The Democrats need to find their own version of Trump: someone who signs executive orders accepting 10 million refugees per year, tries to stack the courts with far-left judges, campaigns on top marginal tax rates of 50%, transfers 25% of the defense budget into education, and actually tries to take away people's guns. There's literally nobody doing that right now afaik. Maybe they wouldn't win anything, but at least they could change the scope of the conversation.

This situation where Democrats constantly push themselves towards the center while Repubs move further and further right has clearly led to disastrous consequences.
trump wasnt far right on everything. he promised not to cut anything for anyone. he lied* but it's what people heard. the real lesson of trump is that you can just make **** up at no cost and just promise to make it all great with no details.

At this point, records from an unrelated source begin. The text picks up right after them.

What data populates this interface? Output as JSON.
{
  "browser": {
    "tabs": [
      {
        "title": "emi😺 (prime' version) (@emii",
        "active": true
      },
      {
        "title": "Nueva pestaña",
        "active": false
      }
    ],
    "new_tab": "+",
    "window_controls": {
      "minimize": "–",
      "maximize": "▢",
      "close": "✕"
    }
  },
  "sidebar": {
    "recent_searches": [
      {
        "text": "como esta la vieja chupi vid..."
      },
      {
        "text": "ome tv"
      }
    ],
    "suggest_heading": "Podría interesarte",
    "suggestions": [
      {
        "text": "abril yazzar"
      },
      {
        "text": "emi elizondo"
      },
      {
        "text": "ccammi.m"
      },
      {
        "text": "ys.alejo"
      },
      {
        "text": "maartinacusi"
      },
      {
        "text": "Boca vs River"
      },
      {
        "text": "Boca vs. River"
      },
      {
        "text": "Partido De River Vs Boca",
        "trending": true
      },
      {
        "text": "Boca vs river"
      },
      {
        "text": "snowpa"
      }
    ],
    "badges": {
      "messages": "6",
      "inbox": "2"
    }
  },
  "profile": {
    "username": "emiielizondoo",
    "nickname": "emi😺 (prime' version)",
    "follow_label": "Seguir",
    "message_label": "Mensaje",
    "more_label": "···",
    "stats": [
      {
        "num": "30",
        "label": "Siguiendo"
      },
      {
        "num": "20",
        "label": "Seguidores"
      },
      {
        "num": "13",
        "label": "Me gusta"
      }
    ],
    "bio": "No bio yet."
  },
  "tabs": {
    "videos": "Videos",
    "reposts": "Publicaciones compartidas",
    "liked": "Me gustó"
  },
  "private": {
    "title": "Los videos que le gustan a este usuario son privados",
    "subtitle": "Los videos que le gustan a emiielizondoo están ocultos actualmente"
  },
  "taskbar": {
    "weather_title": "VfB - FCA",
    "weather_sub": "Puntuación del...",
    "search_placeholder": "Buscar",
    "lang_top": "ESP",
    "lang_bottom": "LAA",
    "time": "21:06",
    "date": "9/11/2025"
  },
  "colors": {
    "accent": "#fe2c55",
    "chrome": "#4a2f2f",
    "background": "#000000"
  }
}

*or maybe not lied because he had no idea what he was doing, but not telling the truth at least
06-02-2017 , 08:34 PM
Ha, for once I didn't get ponied.
06-02-2017 , 08:37 PM
Maybe the game has changed, but Republicans also have a pretty strong history of not coming from out of nowhere.
06-02-2017 , 08:38 PM
I'm about a third of the way through this and it seems very, very on point. Am I wrong?

More Professionalism Less Populism
06-02-2017 , 08:46 PM
Quote:
In the six months since the election, we’ve obsessed about Obama-Trump voters but completely ignored their inverse: the Romney-Clinton voters.
Yes, if only we focus on the people Hillary won with, we can surely win again in the future by the same margin!

...

Has to be the stupidest thing I've read in the last few months.
06-02-2017 , 08:54 PM
Quote:
Originally Posted by Noodle Wazlib
Yes, if only we focus on the people Hillary won with, we can surely win again in the future by the same margin!

...

Has to be the stupidest thing I've read in the last few months.
I guess you're not reading the thread, or even your own posts. All the radical changes needed "advice" dished out here to a party that gained seats in both houses of congress and won the popular vote in the presidency is really, really dumb.